No Economic Reward For Drug Manufacturers That Conduct Confirmatory Trials for Oncology Drugs
FDA has two competing priorities. On the one hand, they want to collect as much data as possible to insure drugs are safe and effective; on the other hand, patients want access to innovative medicines as quickly as possible. To try to balance these priorities, FDA often will approve treatments based on evidence from surrogate outcomes. In oncology, for instance, many treatments are approved based on surrogate endpoints (e.g., progression free survival, response rates) rather than the key endpoint of interest (i.e., overall survival). FDA often recommends or mandates that drug manufacturers to conduct confirmatory trials using the endpoint of interest even if the drug is conditionally approved based on the surrogate endpoints.

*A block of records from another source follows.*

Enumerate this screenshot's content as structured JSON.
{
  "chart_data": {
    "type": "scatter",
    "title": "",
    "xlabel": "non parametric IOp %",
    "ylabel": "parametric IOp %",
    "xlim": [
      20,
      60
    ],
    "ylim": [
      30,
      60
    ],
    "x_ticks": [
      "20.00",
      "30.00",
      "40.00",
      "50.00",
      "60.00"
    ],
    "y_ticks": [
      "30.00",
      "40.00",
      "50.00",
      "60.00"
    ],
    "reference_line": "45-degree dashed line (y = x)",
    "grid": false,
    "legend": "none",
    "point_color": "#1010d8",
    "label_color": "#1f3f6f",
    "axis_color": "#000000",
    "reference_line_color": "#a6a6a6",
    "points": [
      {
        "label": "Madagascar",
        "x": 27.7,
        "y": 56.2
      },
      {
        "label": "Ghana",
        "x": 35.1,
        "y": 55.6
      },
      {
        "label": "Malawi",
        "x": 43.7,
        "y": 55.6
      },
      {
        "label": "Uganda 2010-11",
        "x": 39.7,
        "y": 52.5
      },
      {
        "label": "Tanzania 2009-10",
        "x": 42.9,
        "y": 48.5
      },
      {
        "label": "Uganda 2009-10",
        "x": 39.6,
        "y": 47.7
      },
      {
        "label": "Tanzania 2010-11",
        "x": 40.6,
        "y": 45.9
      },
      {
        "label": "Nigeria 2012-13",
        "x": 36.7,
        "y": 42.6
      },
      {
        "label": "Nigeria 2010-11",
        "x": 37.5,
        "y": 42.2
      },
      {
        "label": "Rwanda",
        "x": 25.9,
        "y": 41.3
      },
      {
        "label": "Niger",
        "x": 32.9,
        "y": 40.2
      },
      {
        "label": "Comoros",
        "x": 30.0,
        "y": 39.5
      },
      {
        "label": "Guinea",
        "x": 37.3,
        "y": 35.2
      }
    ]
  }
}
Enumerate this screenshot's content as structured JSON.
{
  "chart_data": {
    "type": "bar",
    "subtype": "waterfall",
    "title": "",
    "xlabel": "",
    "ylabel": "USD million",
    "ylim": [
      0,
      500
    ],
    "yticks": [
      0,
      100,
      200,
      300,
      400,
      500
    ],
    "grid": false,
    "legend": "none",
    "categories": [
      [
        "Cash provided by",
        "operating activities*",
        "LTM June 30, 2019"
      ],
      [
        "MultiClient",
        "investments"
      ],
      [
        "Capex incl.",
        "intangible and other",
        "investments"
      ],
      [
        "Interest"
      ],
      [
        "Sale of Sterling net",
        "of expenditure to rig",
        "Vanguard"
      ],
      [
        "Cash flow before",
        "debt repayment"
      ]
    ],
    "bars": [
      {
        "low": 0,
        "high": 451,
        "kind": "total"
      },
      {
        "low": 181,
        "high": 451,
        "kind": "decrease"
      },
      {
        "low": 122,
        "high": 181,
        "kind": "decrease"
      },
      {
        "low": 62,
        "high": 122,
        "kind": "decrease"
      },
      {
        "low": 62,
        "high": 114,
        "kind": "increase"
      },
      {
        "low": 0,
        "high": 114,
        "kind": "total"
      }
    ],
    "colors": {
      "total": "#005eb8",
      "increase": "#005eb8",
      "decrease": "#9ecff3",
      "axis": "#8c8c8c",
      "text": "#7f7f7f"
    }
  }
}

A key question then, is whether drug manufacturers are able to extract higher prices from payers once they have confirmed efficacy using the preferred endpoint rather than the surrogate endpoint. Based on the results from a paper by Frank, Shahzad, and Emanuel (2022), the answer is ‘no’.
Theory suggests that because confirmatory trials reduce uncertainty, they should provide an economic reward in the form of higher prices for a positive finding. We used a sample of physician-administered cancer drugs and data on average sales price to test this hypothesis. We found no significant relationship between confirmatory trial completion with a positive outcome and elevated prices. This represents a failure of the market to reward reduced uncertainty about a cancer drug’s true benefits. This inefficiency would be mitigated if major payers such as Medicare built price schedules that directly rewarded completion of confirmatory trials. More completed trials would ensure that patients are receiving truly effective chemotherapies and not suffering the adverse effects of drugs that are ultimately not effective.